+With a sequential programming, the matrix multiplication is performed using
+three loops. Supposing that $A$, $B$ represent two square matrices and that the
+result of the multiplication of $A \times B$ is $C$. The
+element \texttt{C[i*size+j]} is computed as follows:
+\begin{equation}
+C[i*size+j]=\sum_{k=0}^{size-1} A[i*size+k]*B[k*size+j];
+\end{equation}
+
+In Listing~\ref{ch2:lst:ex3}, in the CPU computation, this part of code is
+performed using 3 loops, one for $i$, one for $j$ and one for $k$. In order to
+perform the same computation on a GPU, a naive solution consists in considering
+that the matrix $C$ is split into 2 dimensional blocks. The size of each block
+must be chosen such as the number of threads per block is inferior to $1,024$.
+
+
+In Listing~\ref{ch2:lst:ex3}, we consider that a block contains 16 threads in
+each dimension, the variable \texttt{width} is used for that. The
+variable \texttt{nbTh} represents the number of threads per block. So to be able
+to compute the matrix-matrix product on a GPU, each block of threads is assigned
+to compute the result of the product for the elements of this block. The main
+part of the code is quite similar to the previous code. Arrays are allocated in
+the CPU and the GPU. Matrices $A$ and $B$ are randomly initialized. Then
+arrays are transfered inside the GPU memory with call to \texttt{cudaMemcpy}.

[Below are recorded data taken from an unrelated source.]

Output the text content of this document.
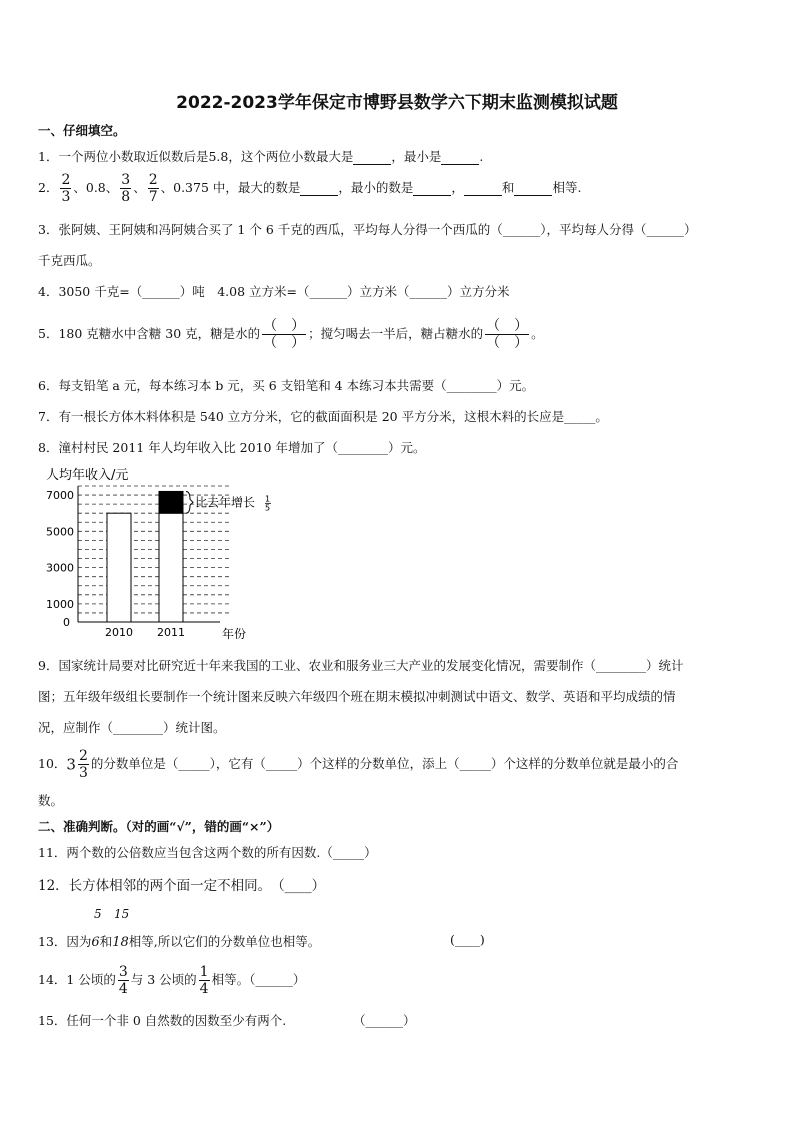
2022-2023学年保定市博野县数学六下期末监测模拟试题
一、仔细填空。
1．一个两位小数取近似数后是5.8，这个两位小数最大是	，最小是	.
2． $\frac{2}{3}$ 、0.8、 $\frac{3}{8}$ 、 $\frac{2}{7}$ 、0.375 中，最大的数是	，最小的数是	，	和	相等.
3．张阿姨、王阿姨和冯阿姨合买了 1 个 6 千克的西瓜，平均每人分得一个西瓜的（______），平均每人分得（______）
千克西瓜。
4．3050 千克=（______）吨　4.08 立方米=（______）立方米（______）立方分米
5．180 克糖水中含糖 30 克，糖是水的 $\frac{( )}{( )}$ ；搅匀喝去一半后，糖占糖水的 $\frac{( )}{( )}$ 。
6．每支铅笔 a 元，每本练习本 b 元，买 6 支铅笔和 4 本练习本共需要（________）元。
7．有一根长方体木料体积是 540 立方分米，它的截面面积是 20 平方分米，这根木料的长应是_____。
8．潼村村民 2011 年人均年收入比 2010 年增加了（________）元。
人均年收入/元
年份
0
1000
3000
5000
7000
2010 2011
比去年增长 1
5
9．国家统计局要对比研究近十年来我国的工业、农业和服务业三大产业的发展变化情况，需要制作（________）统计
图；五年级年级组长要制作一个统计图来反映六年级四个班在期末模拟冲刺测试中语文、数学、英语和平均成绩的情
况，应制作（________）统计图。
10．$3 \frac{2}{3}$ 的分数单位是（_____），它有（_____）个这样的分数单位，添上（_____）个这样的分数单位就是最小的合
数。
二、准确判断。（对的画“√”，错的画“×”）
11．两个数的公倍数应当包含这两个数的所有因数.（_____）
12．长方体相邻的两个面一定不相同。　（____）
5 15
13．因为6和18相等,所以它们的分数单位也相等。	(____)
14．1 公顷的 $\frac{3}{4}$ 与 3 公顷的 $\frac{1}{4}$ 相等。（______）
15．任何一个非 0 自然数的因数至少有两个.	（______）
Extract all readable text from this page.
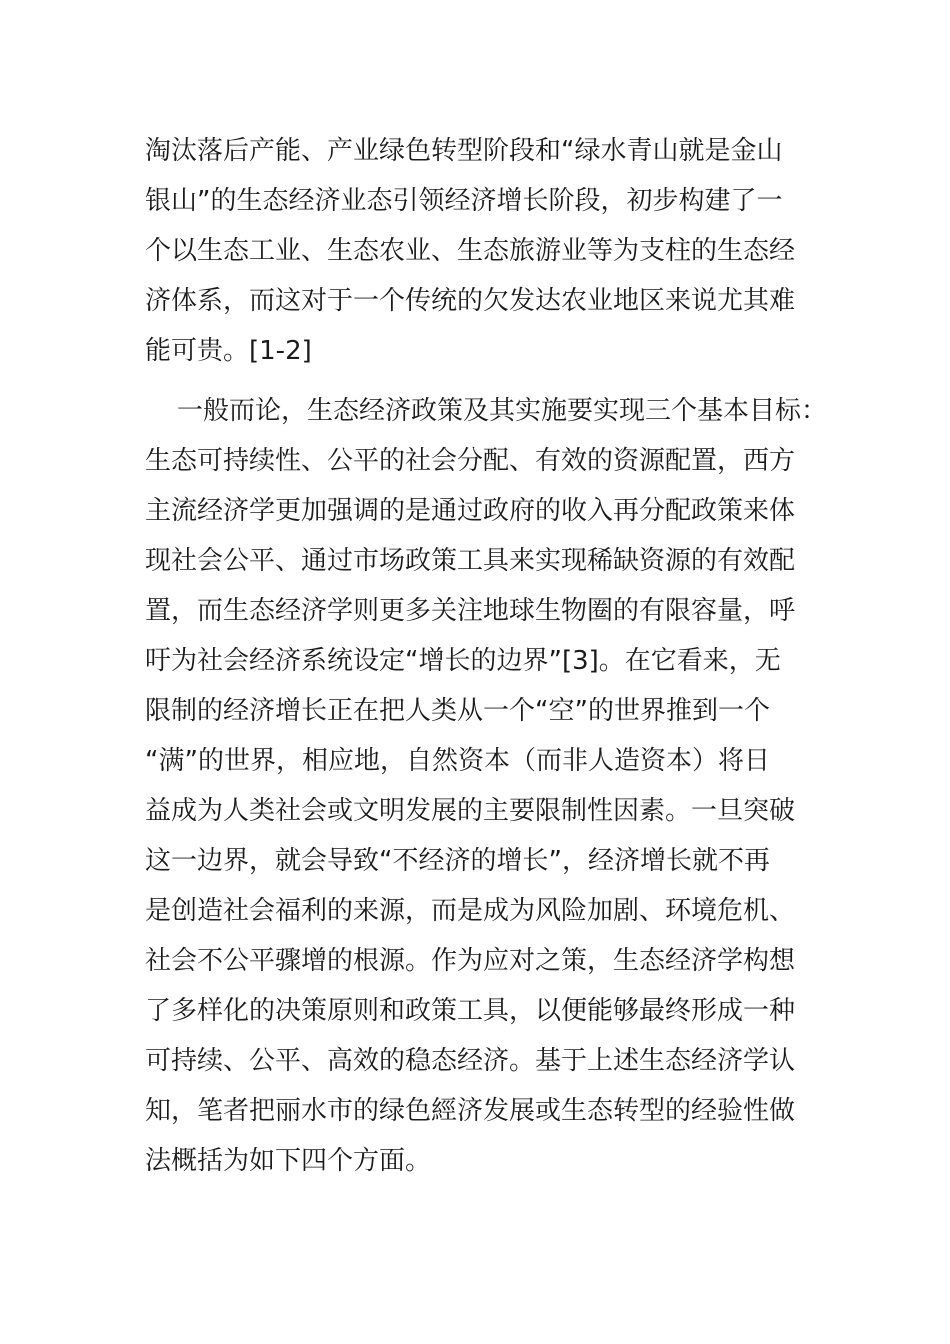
淘汰落后产能、产业绿色转型阶段和“绿水青山就是金山
银山”的生态经济业态引领经济增长阶段，初步构建了一
个以生态工业、生态农业、生态旅游业等为支柱的生态经
济体系，而这对于一个传统的欠发达农业地区来说尤其难
能可贵。[1-2]
一般而论，生态经济政策及其实施要实现三个基本目标：
生态可持续性、公平的社会分配、有效的资源配置，西方
主流经济学更加强调的是通过政府的收入再分配政策来体
现社会公平、通过市场政策工具来实现稀缺资源的有效配
置，而生态经济学则更多关注地球生物圈的有限容量，呼
吁为社会经济系统设定“增长的边界”[3]。在它看来，无
限制的经济增长正在把人类从一个“空”的世界推到一个
“满”的世界，相应地，自然资本（而非人造资本）将日
益成为人类社会或文明发展的主要限制性因素。一旦突破
这一边界，就会导致“不经济的增长”，经济增长就不再
是创造社会福利的来源，而是成为风险加剧、环境危机、
社会不公平骤增的根源。作为应对之策，生态经济学构想
了多样化的决策原则和政策工具，以便能够最终形成一种
可持续、公平、高效的稳态经济。基于上述生态经济学认
知，笔者把丽水市的绿色經济发展或生态转型的经验性做
法概括为如下四个方面。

+So the first step for each thread of a block is to compute the corresponding row
+and column. With a 2 dimensional decomposition, \texttt{int i=
+blockIdx.y*blockDim.y+ threadIdx.y;} allows us to compute the corresponding line
+and \texttt{int j= blockIdx.x*blockDim.x+ threadIdx.x;} the corresponding
+column. Then each thread has to compute the sum of the product of the line of
+$A$ per the column of $B$. In order to use a register, the
+kernel \texttt{matmul} uses a variable called \texttt{sum} to compute the
+sum. Then the result is set into the matrix at the right place. The computation
+of CPU matrix-matrix multiplication is performed as described previously. A
+timer measures the time. In order to use 2 dimensional blocks, \texttt{dim3
+dimGrid(size/width,size/width);} allows us to create \texttt{size/width} blocks
+in each dimension. Likewise, \texttt{dim3 dimBlock(width,width);} is used to
+create \texttt{width} thread in each dimension. After that, the kernel for the
+matrix multiplication is called. At the end of the listing, the matrix $C$
+computed by the GPU is transfered back in the CPU and we check if both matrices
+C computed by the CPU and the GPU are identical with a precision of $10^{-4}$.
+
+
+On C2070M Tesla card, this code take $37.68$ms to perform the multiplication. On
+a Intel Xeon E31245 at $3.30$GHz, it takes $2465$ms without any parallelization
+(using only one core). Consequently the speed up between the CPU and GPU version
+is about $65$ which is very good regarding the difficulty of parallelizing this
+code.